Some soft tops have a smoother surface, requiring wax, but some soft tops come with an extra textured top deck so wax is not needed. The SBBC 8' Verve is a great example of a soft top that has enough traction on the top deck that you wouldn’t need wax.
Do I Need To Have Some Sort Of Athletic Training Or Sports Background Before I Surf?
You don’t need ANY athletic training or sports background to learn to surf. Surfing is a very unique sport. It requires a very unique set of muscles and motor skills that other sports actually do not successfully train you for. Of course, cross training can help you stay in shape cardiovascularly, but skill-wise, you don’t need to be a star skiier or basketball player to enjoy surfing. I have taught many an athlete to surf, and they were just as challenged by surfing as anyone else. The only thing that will make you progress at a faster rate is more time in the water. The wonderful thing about surfing is that there is no end goal, and for most of us, no winning or losing. It’s just to go out and have fun. It is enjoyable at any level of skill, and that is why it is my favorite sport.
Are There Rules I Should Be Aware Of In The Lineup?
There are a lot of moving components in surfing, and safety and awareness to yourself and others is very important. Here are a few important tips to remember in the water.
Don’t ever take off on a wave if someone else is already on it. This is called dropping in and is just as bad as cutting someone off with your car in traffic. Sometimes, dropping in can be dangerous, as it causes collisions and potential injury.
If you are paddling for the same wave as someone else, there actually is a pecking order. The person “deepest” has right to the wave. This means they are the closest to the middle of the wave. The person closer to the shoulder of the wave must let them have it.
Wait your turn. Don’t paddle out and try to catch every wave. It’s called a “lineup” because surfers line up and catch waves in rotation. If you are just paddling out, wait until everyone else who was out in the ocean catches a wave before you paddle for one. Experienced surfers will acknowledge you are their and let you have your turn as well. Wave hogs typically get chased out of the water.
Should I get surf sessions?
Absolutely. The biggest issue I see with new surfers is that they haven’t taken lessons. They have no concept of surf etiquette or water safety. They present a danger to other surfers, and typically ruin the vibe of the lineup by being clueless. So please, take some lessons and learn the ways of the ocean and the line up.
What is the history of longboarding?
This was the first type of surfboard dating back thousands of years in the Polynesian and Hawaiian culture, read our indepth article of the history of longboarding here on our website.
Best longboard surfboard brands and shapers?
For the best longboard soft tops, you couldn’t find better brands than the ones on this list. They are tried and true brands of good quality and performance. Wavestorm, California Board Company and SBBC make great boards, which is why they make the top three on our list. Check them out!
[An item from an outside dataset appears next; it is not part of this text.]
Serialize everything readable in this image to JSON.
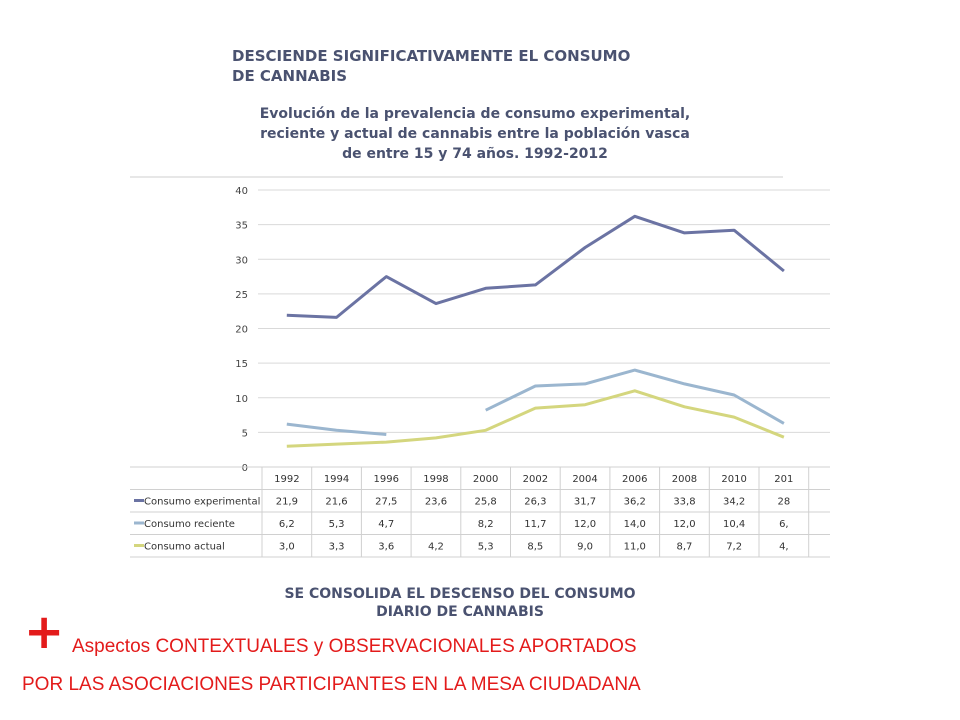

Final Thoughts - Which Should You Get?
If you want a longboard that is versatile, durable and fun, all of the boards on our list would be great. None more so than the SBBC Verve 8’. It has stability and material that is most suitable for beginners. Because of its shape, like the slightly pulled in tail shape and extra rocker, more advanced surfers will have fun on this board, as well.
Good quality material is just as important as board shape. When investing in a surfboard, get one that will last your years. The boards on this list are made from high grade foam core and polyethylene bottom decks. The Wavestorm 8’ soft top for instance, is known for its resistance to damage like punctures, dings and tears.
Whichever board you choose on this list, you will be happy with your purchase. From top quality materials to versatile performance, you’ll be having the time of your life when you get paddling. Be cool in the water, be respectful and safe, and enjoy your new longboard adventure!